List of route icons at each grade has gone screwy, related to stars changes

scd commented 7 years ago

feedback from user

I've noticed strange behavior with how routes are listed as icons, as evidenced by what is seen at the NSW level of the index. Many of the icons seem out of place:

"Montys slot" grade 6, 1 ascent (looks worthless really) "Lips" grade 11, 2 ascents (looks worthless really) "Cornerstone Rib Original" grade 8, 2 ascents (far inferior to the normal cornerstone rib) "Bubblegum beach", grade 14, 1 ascent (looks poor) "West wall", grade 12, 156 ascents (banned, 2 ascents in 2 years)

I had thought that Icon routes were calculated based on popularity and number of ascents, however somehow the algorithm seems to be weighting towards routes with a 100% rating due to a single well rated ascent.
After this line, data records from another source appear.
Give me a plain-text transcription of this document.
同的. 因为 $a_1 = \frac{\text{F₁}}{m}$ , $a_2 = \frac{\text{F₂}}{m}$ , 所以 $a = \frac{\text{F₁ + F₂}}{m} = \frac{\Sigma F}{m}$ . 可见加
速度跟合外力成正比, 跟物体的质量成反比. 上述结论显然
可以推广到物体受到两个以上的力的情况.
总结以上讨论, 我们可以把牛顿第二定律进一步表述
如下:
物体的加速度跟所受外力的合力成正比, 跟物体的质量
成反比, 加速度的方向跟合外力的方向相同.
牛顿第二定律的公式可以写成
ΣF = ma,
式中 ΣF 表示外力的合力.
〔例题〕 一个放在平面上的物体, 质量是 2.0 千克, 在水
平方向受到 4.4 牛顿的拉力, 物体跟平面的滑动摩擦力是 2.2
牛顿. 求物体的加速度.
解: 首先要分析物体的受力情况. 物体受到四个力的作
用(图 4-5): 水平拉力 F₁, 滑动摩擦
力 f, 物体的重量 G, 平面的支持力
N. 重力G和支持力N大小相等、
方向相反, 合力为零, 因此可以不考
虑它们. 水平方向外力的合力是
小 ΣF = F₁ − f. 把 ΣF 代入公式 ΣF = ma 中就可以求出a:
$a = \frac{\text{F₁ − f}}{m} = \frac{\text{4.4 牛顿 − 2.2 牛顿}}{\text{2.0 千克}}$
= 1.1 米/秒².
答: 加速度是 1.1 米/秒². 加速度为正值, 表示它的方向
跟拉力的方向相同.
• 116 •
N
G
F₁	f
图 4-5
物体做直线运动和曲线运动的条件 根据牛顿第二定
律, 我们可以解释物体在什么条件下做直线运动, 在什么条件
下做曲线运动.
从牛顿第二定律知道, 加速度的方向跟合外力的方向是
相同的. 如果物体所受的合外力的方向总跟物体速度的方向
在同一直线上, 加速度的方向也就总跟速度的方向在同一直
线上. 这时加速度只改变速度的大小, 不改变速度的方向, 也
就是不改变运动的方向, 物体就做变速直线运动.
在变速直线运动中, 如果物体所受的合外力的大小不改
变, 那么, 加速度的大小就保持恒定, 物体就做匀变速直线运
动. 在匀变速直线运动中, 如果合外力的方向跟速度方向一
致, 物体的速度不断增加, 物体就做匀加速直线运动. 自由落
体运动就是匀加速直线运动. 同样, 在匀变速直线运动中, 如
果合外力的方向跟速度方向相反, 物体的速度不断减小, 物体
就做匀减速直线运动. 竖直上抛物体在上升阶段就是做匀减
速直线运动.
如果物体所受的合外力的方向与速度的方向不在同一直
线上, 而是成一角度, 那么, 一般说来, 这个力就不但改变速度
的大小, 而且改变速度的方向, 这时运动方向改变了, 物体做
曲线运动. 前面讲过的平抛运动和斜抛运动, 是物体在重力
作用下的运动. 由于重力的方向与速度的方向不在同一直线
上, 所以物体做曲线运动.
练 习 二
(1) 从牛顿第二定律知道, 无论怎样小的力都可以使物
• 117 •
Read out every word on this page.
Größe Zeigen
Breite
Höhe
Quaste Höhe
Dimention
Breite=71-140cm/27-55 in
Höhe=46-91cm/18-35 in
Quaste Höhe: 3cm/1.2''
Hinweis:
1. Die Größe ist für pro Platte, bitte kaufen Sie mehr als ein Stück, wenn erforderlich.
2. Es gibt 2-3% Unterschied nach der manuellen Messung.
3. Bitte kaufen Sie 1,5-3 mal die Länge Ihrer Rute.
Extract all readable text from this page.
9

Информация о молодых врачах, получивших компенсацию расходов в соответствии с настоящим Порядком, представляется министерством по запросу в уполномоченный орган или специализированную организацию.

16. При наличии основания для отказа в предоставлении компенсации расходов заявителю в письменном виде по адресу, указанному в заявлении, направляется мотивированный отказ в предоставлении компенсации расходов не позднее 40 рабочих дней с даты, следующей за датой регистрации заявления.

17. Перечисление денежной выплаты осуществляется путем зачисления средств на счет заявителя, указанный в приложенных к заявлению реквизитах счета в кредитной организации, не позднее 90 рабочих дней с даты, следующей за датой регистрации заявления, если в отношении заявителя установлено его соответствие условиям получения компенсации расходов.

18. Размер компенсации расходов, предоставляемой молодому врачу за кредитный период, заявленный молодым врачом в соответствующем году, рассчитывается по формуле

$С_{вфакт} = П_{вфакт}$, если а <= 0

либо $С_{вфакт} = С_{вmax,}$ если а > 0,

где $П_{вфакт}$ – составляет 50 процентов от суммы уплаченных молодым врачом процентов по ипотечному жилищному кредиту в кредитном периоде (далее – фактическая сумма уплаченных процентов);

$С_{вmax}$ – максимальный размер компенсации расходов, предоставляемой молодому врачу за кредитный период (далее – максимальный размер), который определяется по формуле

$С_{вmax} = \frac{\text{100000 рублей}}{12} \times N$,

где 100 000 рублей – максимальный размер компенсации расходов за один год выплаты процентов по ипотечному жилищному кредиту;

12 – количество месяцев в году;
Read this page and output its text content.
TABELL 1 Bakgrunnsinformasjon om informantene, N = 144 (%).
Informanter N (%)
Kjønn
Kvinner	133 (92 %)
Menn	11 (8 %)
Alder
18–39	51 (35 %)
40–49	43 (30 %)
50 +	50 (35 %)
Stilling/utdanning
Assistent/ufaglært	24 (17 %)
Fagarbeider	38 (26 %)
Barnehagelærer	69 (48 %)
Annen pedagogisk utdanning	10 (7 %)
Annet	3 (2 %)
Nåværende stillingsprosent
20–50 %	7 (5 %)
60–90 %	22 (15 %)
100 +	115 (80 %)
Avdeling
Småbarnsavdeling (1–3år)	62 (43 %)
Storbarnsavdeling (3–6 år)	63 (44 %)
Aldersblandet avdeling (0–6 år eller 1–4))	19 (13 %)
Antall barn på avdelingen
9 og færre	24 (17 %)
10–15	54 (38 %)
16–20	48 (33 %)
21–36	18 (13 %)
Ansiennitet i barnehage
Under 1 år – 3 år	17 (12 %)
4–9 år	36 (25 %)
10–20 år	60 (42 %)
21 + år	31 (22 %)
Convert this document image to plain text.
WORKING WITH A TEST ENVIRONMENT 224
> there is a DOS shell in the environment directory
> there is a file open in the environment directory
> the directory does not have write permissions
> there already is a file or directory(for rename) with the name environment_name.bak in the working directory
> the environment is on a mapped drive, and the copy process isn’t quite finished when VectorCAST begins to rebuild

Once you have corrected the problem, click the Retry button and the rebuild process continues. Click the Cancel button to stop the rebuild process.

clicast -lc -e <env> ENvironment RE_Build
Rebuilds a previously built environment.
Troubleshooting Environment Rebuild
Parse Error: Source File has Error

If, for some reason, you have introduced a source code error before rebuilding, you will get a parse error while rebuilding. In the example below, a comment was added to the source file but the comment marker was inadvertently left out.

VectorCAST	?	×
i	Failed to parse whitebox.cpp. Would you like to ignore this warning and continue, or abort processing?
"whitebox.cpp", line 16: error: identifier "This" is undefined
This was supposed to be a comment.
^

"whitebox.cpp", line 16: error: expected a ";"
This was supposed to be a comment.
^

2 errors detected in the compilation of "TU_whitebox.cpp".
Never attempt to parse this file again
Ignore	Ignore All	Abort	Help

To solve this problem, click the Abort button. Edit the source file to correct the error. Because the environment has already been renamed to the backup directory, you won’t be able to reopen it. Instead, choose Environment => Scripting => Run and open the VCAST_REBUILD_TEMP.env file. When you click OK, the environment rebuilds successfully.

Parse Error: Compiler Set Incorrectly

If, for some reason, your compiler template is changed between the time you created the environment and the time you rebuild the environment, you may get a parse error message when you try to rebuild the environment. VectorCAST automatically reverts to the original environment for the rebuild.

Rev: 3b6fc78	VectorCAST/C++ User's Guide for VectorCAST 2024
This may be as you expect, in which case sorry to bother you, just thought it might be worth a look.

scd commented 7 years ago

https://www.thecrag.com/climbing/australia/new-south-wales-and-act

My guess is that it looks like our recent change in how routes are starred with no minimum ascents has effected the scoring.

DaneEvans commented 7 years ago

I believe it's the expected behavior, but even just a minimum ascent threshold (5?10?) would help.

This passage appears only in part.